New tough UK regulations for internet gambling welcomed

By staff writers
9 Aug 2007

Anti-gambling and addiction agencies have welcomed the news that gambling firms that do not meet UK regulatory standards will be banned from advertising in the UK.

Around 1,000 gambling websites based overseas will be affected. Littlewoodscasino.com, Betfred Casino and Interpoker.com are among those which will be subject to the ban when it comes into force in September 2007.

The UK government's Culture Secretary, James Purnell, said that protecting the public from sites operating without the country's "strict standards" was a "priority".

Broadcasters and publishers breaching the rules could face fines or prison. The announcement is something of a u-turn in New Labour's laissez faire stance.

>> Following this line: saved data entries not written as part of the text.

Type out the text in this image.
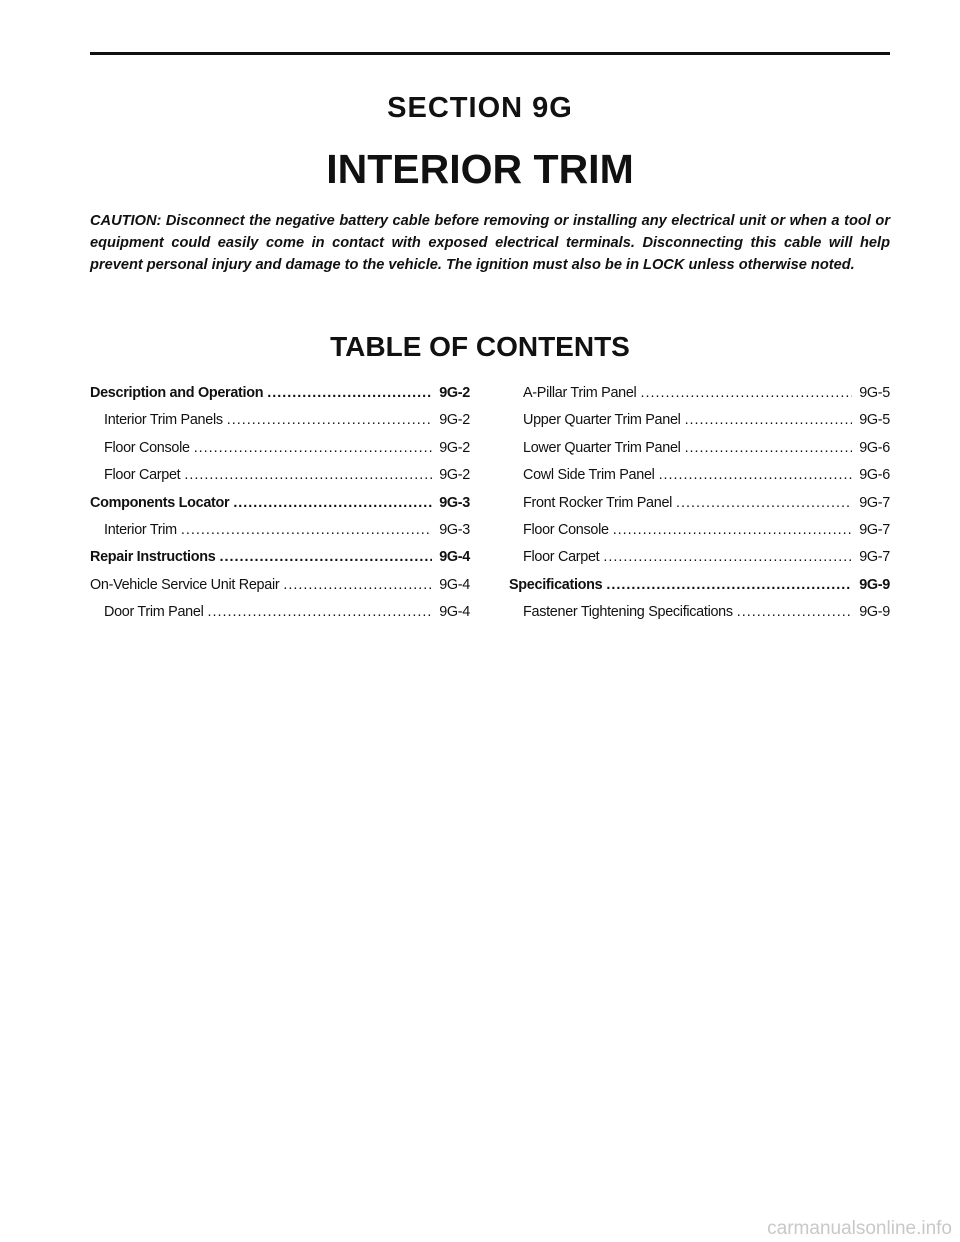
SECTION 9G
INTERIOR TRIM

CAUTION: Disconnect the negative battery cable before removing or installing any electrical unit or when a tool or equipment could easily come in contact with exposed electrical terminals. Disconnecting this cable will help prevent personal injury and damage to the vehicle. The ignition must also be in LOCK unless otherwise noted.

TABLE OF CONTENTS
Description and Operation .....	9G-2
Interior Trim Panels .....	9G-2
Floor Console .....	9G-2
Floor Carpet .....	9G-2
Components Locator .....	9G-3
Interior Trim .....	9G-3
Repair Instructions .....	9G-4
On-Vehicle Service Unit Repair .....	9G-4
Door Trim Panel .....	9G-4
A-Pillar Trim Panel .....	9G-5
Upper Quarter Trim Panel .....	9G-5
Lower Quarter Trim Panel .....	9G-6
Cowl Side Trim Panel .....	9G-6
Front Rocker Trim Panel .....	9G-7
Floor Console .....	9G-7
Floor Carpet .....	9G-7
Specifications .....	9G-9
Fastener Tightening Specifications .....	9G-9
carmanualsonline.info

Church groups working with vulnerable communities and persons also welcomed the change of direction. Alison Jackson, Secretary for Parliamentary and Political Affairs at the Methodist Church, said that international agreement was the next step forward.

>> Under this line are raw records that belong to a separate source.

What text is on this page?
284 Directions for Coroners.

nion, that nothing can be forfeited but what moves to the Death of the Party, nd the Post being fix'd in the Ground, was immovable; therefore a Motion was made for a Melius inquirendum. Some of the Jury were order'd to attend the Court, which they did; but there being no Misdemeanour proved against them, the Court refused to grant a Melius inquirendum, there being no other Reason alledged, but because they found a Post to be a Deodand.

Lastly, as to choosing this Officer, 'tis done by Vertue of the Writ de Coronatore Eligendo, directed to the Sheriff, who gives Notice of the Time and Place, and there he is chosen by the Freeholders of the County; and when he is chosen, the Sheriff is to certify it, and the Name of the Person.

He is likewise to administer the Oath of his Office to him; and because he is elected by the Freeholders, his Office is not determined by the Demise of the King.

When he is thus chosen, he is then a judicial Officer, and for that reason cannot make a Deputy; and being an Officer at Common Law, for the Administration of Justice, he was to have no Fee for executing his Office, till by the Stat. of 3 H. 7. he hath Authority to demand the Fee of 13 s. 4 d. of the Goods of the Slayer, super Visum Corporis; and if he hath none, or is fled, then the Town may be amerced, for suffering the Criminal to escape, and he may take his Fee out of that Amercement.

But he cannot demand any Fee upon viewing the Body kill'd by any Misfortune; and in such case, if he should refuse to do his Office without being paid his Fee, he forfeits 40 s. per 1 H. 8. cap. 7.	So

She declared: “We welcome this announcement and the tough line the Government is taking. Internet gambling is growing fast and there is a high risk for people playing online of becoming addicted to gambling."

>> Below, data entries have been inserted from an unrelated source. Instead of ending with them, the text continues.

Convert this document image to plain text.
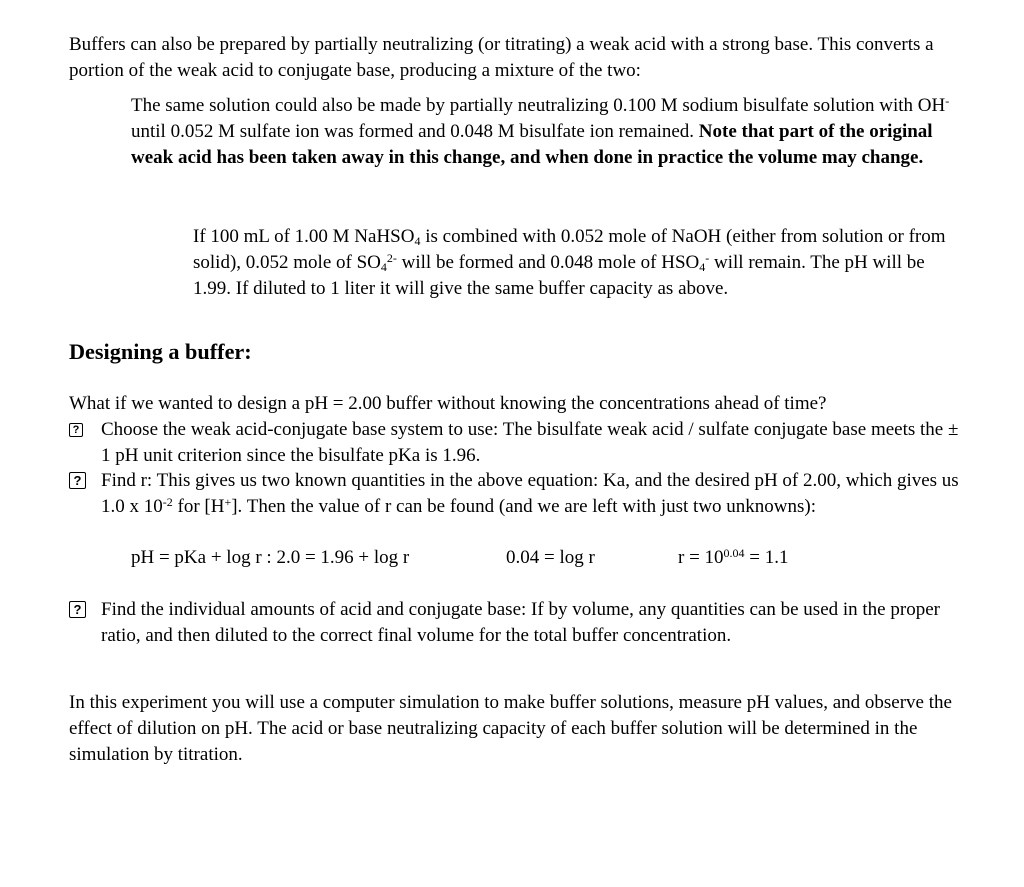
Buffers can also be prepared by partially neutralizing (or titrating) a weak acid with a strong base. This converts a portion of the weak acid to conjugate base, producing a mixture of the two:

The same solution could also be made by partially neutralizing 0.100 M sodium bisulfate solution with OH- until 0.052 M sulfate ion was formed and 0.048 M bisulfate ion remained. Note that part of the original weak acid has been taken away in this change, and when done in practice the volume may change.

If 100 mL of 1.00 M NaHSO$_4$ is combined with 0.052 mole of NaOH (either from solution or from solid), 0.052 mole of $SO_4^{2-}$ will be formed and 0.048 mole of $HSO_4^-$ will remain. The pH will be 1.99. If diluted to 1 liter it will give the same buffer capacity as above.

Designing a buffer:

What if we wanted to design a pH = 2.00 buffer without knowing the concentrations ahead of time?

? Choose the weak acid-conjugate base system to use: The bisulfate weak acid / sulfate conjugate base meets the ± 1 pH unit criterion since the bisulfate pKa is 1.96.
? Find r: This gives us two known quantities in the above equation: Ka, and the desired pH of 2.00, which gives us 1.0 x $10^{-2}$ for [H+]. Then the value of r can be found (and we are left with just two unknowns):
pH = pKa + log r : 2.0 = 1.96 + log r	0.04 = log r	$r = 10^{0.04} = 1.1$
? Find the individual amounts of acid and conjugate base: If by volume, any quantities can be used in the proper ratio, and then diluted to the correct final volume for the total buffer concentration.

In this experiment you will use a computer simulation to make buffer solutions, measure pH values, and observe the effect of dilution on pH. The acid or base neutralizing capacity of each buffer solution will be determined in the simulation by titration.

Ms Jackson explained: "Play is continuous and repetitive; it takes place in your own home without any outside distractions, and stakes are made by credit card, making it easy to lose track of how much you have lost."

She continued: “We support the Government's wish to get international agreement in the regulation of Internet gambling; this move should contribute to that. While we do not want to see more gambling advertising, such sites will continue to operate and be accessed by people in the UK. They should be properly regulated, which is why we hope that other jurisdictions will follow the example of the Isle of Man who have tightened their own regulations to a standard that enables them to beat this ban, and therefore advertise in the UK.”

Church Action on Poverty is another agency which has criticised so-called supercasinos and a lax internet gambling regime.